ESLockDecryptor

ESLockDecryptor is a command-line utility designed to recover and decrypt files encrypted by ES File Explorer (files with the .eslock extension). It supports processing both individual files and entire directories.

Warning

FOR LEGAL USE ONLY! This software is designed for educational purposes, security research, and lawful digital forensics use. It is intended to help users recover their own data or to assist authorized professionals in analyzing artifacts/evidence.

The author is not responsible for any illegal use of this tool. Usage of this software for attacking targets without prior mutual consent is illegal. It is the end user's responsibility to obey all applicable local, state, and federal laws. Developers assume no liability and are not responsible for any misuse or damage caused by this program.

Features

• Batch Processing: Decrypt entire directories containing .eslock files.
• Single File Mode: Decrypt specific files.
• Auto-Detection: Automatically detects input/output paths if not specified.
• Fast and Lightweight: Simple CLI interface, parallel decryption of multiple files.

Downloads & Supported Platforms

You can download the latest pre-built binaries for your system from the Releases page.

No .NET Runtime installation required.

Supported Platforms:

• Windows: x64, x86, Arm64
• Linux: x64, Arm64 (tested on Ubuntu, Fedora, Kali; compatible with Debian, Arch, Mint, openSUSE, and other glibc-based distributions)
• macOS: Arm64 (Apple Silicon), x64 (Intel)

How to Run (Important)

This is a Command Line Interface (CLI) tool. It is meant to be executed from a terminal (Command Prompt, PowerShell, Bash).

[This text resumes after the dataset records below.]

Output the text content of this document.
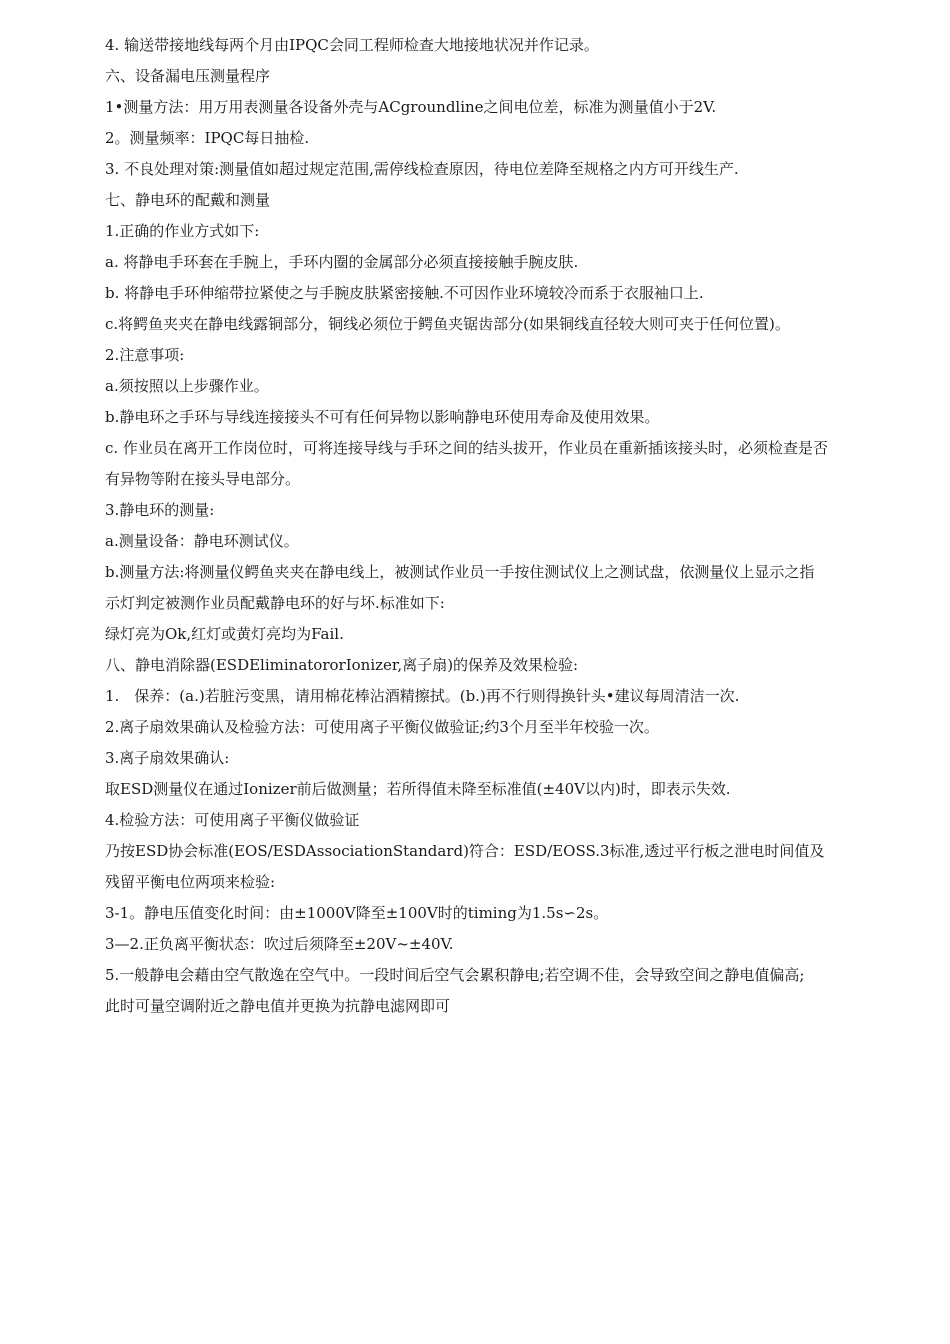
4. 输送带接地线每两个月由IPQC会同工程师检查大地接地状况并作记录。
六、设备漏电压测量程序
1•测量方法：用万用表测量各设备外壳与ACgroundline之间电位差，标准为测量值小于2V.
2。测量频率：IPQC每日抽检.
3. 不良处理对策:测量值如超过规定范围,需停线检查原因，待电位差降至规格之内方可开线生产.
七、静电环的配戴和测量
1.正确的作业方式如下:
a. 将静电手环套在手腕上，手环内圈的金属部分必须直接接触手腕皮肤.
b. 将静电手环伸缩带拉紧使之与手腕皮肤紧密接触.不可因作业环境较冷而系于衣服袖口上.
c.将鳄鱼夹夹在静电线露铜部分，铜线必须位于鳄鱼夹锯齿部分(如果铜线直径较大则可夹于任何位置)。
2.注意事项:
a.须按照以上步骤作业。
b.静电环之手环与导线连接接头不可有任何异物以影响静电环使用寿命及使用效果。
c. 作业员在离开工作岗位时，可将连接导线与手环之间的结头拔开，作业员在重新插该接头时，必须检查是否
有异物等附在接头导电部分。
3.静电环的测量:
a.测量设备：静电环测试仪。
b.测量方法:将测量仪鳄鱼夹夹在静电线上，被测试作业员一手按住测试仪上之测试盘，依测量仪上显示之指
示灯判定被测作业员配戴静电环的好与坏.标准如下:
绿灯亮为Ok,红灯或黄灯亮均为Fail.
八、静电消除器(ESDEliminatororIonizer,离子扇)的保养及效果检验:
1.　保养：(a.)若脏污变黑，请用棉花棒沾酒精擦拭。(b.)再不行则得换针头•建议每周清洁一次.
2.离子扇效果确认及检验方法：可使用离子平衡仪做验证;约3个月至半年校验一次。
3.离子扇效果确认:
取ESD测量仪在通过Ionizer前后做测量；若所得值未降至标准值(±40V以内)时，即表示失效.
4.检验方法：可使用离子平衡仪做验证
乃按ESD协会标准(EOS/ESDAssociationStandard)符合：ESD/EOSS.3标准,透过平行板之泄电时间值及残留平衡电位两项来检验:
3-1。静电压值变化时间：由±1000V降至±100V时的timing为1.5s∽2s。
3—2.正负离平衡状态：吹过后须降至±20V~±40V.
5.一般静电会藉由空气散逸在空气中。一段时间后空气会累积静电;若空调不佳，会导致空间之静电值偏高;
此时可量空调附近之静电值并更换为抗静电滤网即可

❌ Do not run by double-clicking:

• Windows: The terminal window will close immediately after the process finishes, preventing you from seeing the success/error logs.
• Linux: The process may run in the background with no visual feedback, making it unclear if the decryption finished.

✅ Correct way:

1. Open your terminal.
2. Navigate to the folder containing the tool (cd path/to/tool).
3. Run the command as shown below.

Usage

ESLockDecryptor [input_path] [output_path]

Output Directory Logic

If the [output_path] argument is omitted (Scenarios 1 & 2), the utility automatically creates a new directory in the current working location using the format: ./decrypted-yyyyMMdd-hhmmss (e.g., decrypted-20251201-150000)

Scenarios

1. Auto-mode (Current Folder)

Requirement: Place the ESLockDecryptor executable directly inside the folder containing the encrypted .eslock files.

./ESLockDecryptor

The tool will scan the current directory and save decrypted files to a new timestamped folder.

2. Specific Input (Auto-Output)

Specify the path to the directory containing encrypted files. The output folder (decrypted-...) will be created inside the specified directory.

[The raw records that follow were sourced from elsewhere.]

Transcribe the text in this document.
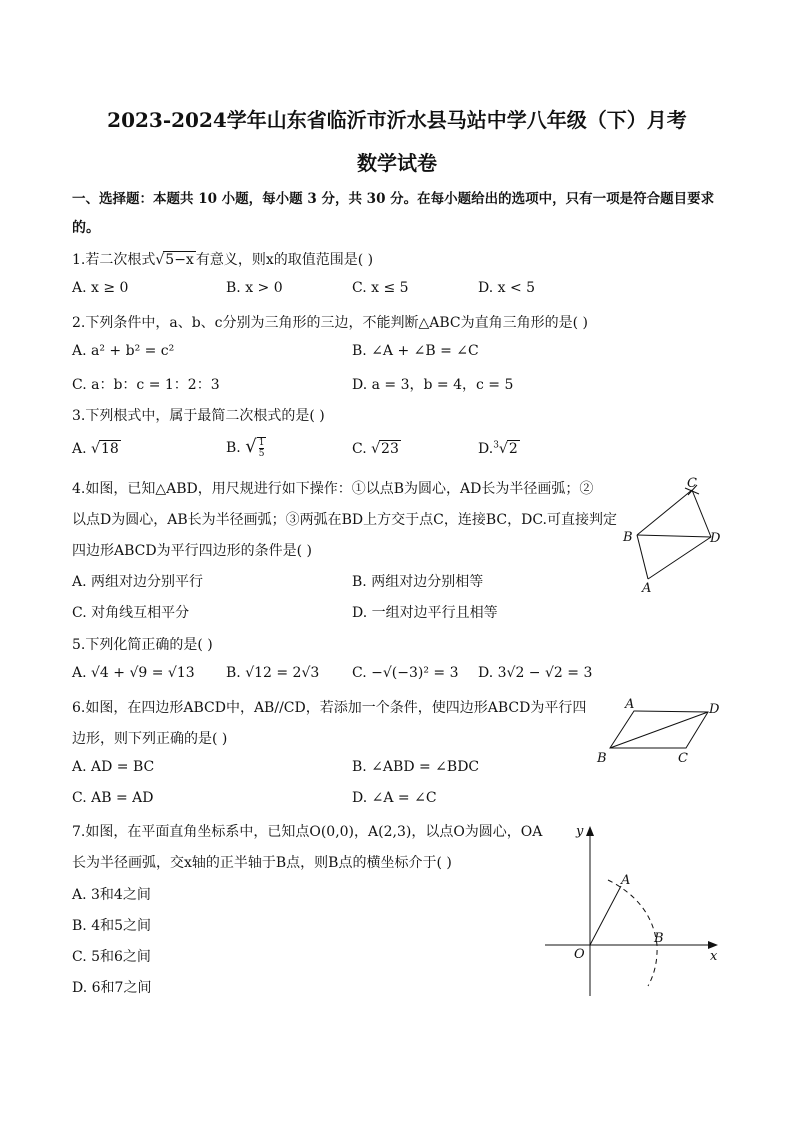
2023-2024学年山东省临沂市沂水县马站中学八年级（下）月考
数学试卷
一、选择题：本题共 10 小题，每小题 3 分，共 30 分。在每小题给出的选项中，只有一项是符合题目要求
的。
1.若二次根式√5−x 有意义，则x的取值范围是( )
A. x ≥ 0	B. x > 0	C. x ≤ 5	D. x < 5
2.下列条件中，a、b、c分别为三角形的三边，不能判断△ABC为直角三角形的是( )
A. a² + b² = c²	B. ∠A + ∠B = ∠C
C. a：b：c = 1：2：3	D. a = 3，b = 4，c = 5
3.下列根式中，属于最简二次根式的是( )
A. √18	B. √ $\frac{1}{5}$	C. √23	D.$^3$√2
4.如图，已知△ABD，用尺规进行如下操作：①以点B为圆心，AD长为半径画弧；②
以点D为圆心，AB长为半径画弧；③两弧在BD上方交于点C，连接BC，DC.可直接判定
四边形ABCD为平行四边形的条件是( )
A. 两组对边分别平行	B. 两组对边分别相等
C. 对角线互相平分	D. 一组对边平行且相等
C
B	D
A
5.下列化简正确的是( )
A. √4 + √9 = √13 B. √12 = 2√3 C. −√(−3)² = 3 D. 3√2 − √2 = 3
6.如图，在四边形ABCD中，AB//CD，若添加一个条件，使四边形ABCD为平行四
边形，则下列正确的是( )
A. AD = BC	B. ∠ABD = ∠BDC
C. AB = AD	D. ∠A = ∠C
A	D
B	C
7.如图，在平面直角坐标系中，已知点O(0,0)，A(2,3)，以点O为圆心，OA
长为半径画弧，交x轴的正半轴于B点，则B点的横坐标介于( )
A. 3和4之间
B. 4和5之间
C. 5和6之间
D. 6和7之间
y
x
O
A
B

./ESLockDecryptor "path/to/encrypted_directory"

Result location: path/to/encrypted_directory/decrypted-yyyyMMdd-hhmmss

3. Explicit Input and Output

Specify exactly where to take files from and where to save the decrypted versions.

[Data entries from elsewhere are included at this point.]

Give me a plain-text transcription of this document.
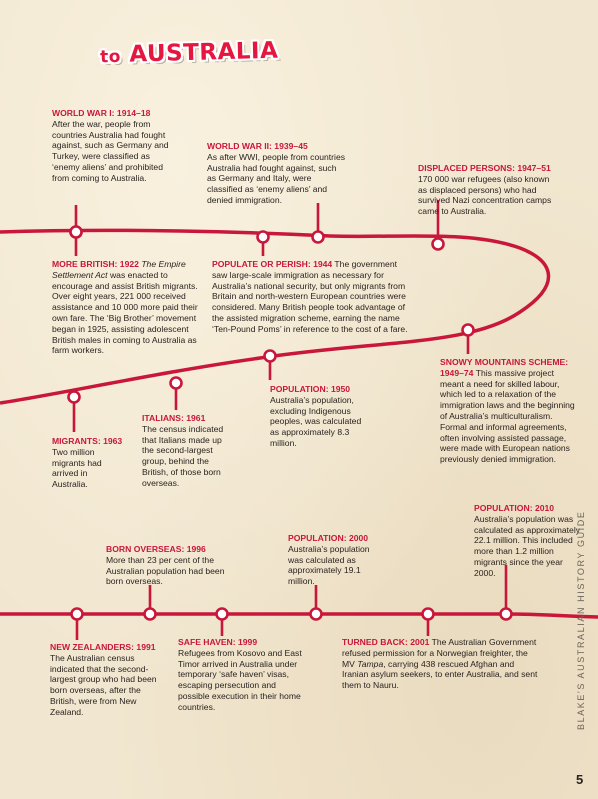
to AUSTRALIA
WORLD WAR I: 1914–18
After the war, people from countries Australia had fought against, such as Germany and Turkey, were classified as ‘enemy aliens’ and prohibited from coming to Australia.
WORLD WAR II: 1939–45
As after WWI, people from countries Australia had fought against, such as Germany and Italy, were classified as ‘enemy aliens’ and denied immigration.
DISPLACED PERSONS: 1947–51
170 000 war refugees (also known as displaced persons) who had survived Nazi concentration camps came to Australia.
MORE BRITISH: 1922 The Empire Settlement Act was enacted to encourage and assist British migrants. Over eight years, 221 000 received assistance and 10 000 more paid their own fare. The ‘Big Brother’ movement began in 1925, assisting adolescent British males in coming to Australia as farm workers.
POPULATE OR PERISH: 1944 The government saw large-scale immigration as necessary for Australia’s national security, but only migrants from Britain and north-western European countries were considered. Many British people took advantage of the assisted migration scheme, earning the name ‘Ten-Pound Poms’ in reference to the cost of a fare.
SNOWY MOUNTAINS SCHEME: 1949–74 This massive project meant a need for skilled labour, which led to a relaxation of the immigration laws and the beginning of Australia’s multiculturalism. Formal and informal agreements, often involving assisted passage, were made with European nations previously denied immigration.
POPULATION: 1950
Australia’s population, excluding Indigenous peoples, was calculated as approximately 8.3 million.
ITALIANS: 1961
The census indicated that Italians made up the second-largest group, behind the British, of those born overseas.
MIGRANTS: 1963
Two million migrants had arrived in Australia.
BORN OVERSEAS: 1996
More than 23 per cent of the Australian population had been born overseas.
POPULATION: 2000
Australia’s population was calculated as approximately 19.1 million.
POPULATION: 2010
Australia’s population was calculated as approximately 22.1 million. This included more than 1.2 million migrants since the year 2000.
NEW ZEALANDERS: 1991
The Australian census indicated that the second-largest group who had been born overseas, after the British, were from New Zealand.
SAFE HAVEN: 1999
Refugees from Kosovo and East Timor arrived in Australia under temporary ‘safe haven’ visas, escaping persecution and possible execution in their home countries.
TURNED BACK: 2001 The Australian Government refused permission for a Norwegian freighter, the MV Tampa, carrying 438 rescued Afghan and Iranian asylum seekers, to enter Australia, and sent them to Nauru.	BLAKE'S AUSTRALIAN HISTORY GUIDE
5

./ESLockDecryptor "encrypted/path" "decrypted/path"

Building from Source

If you prefer to build the application yourself, ensure you have the .NET 10 SDK installed.

1. Clone the repository:

   git clone https://github.com/Piotr-Kniaz/ESLockDecryptor.git
   cd ESLockDecryptor

2. Build the project:

   dotnet build --configuration Release

Issues & Contributing

Contributions are welcome! If you found a bug, have a feature request, or want to improve the code, feel free to help.

License

This project is licensed under the MIT License.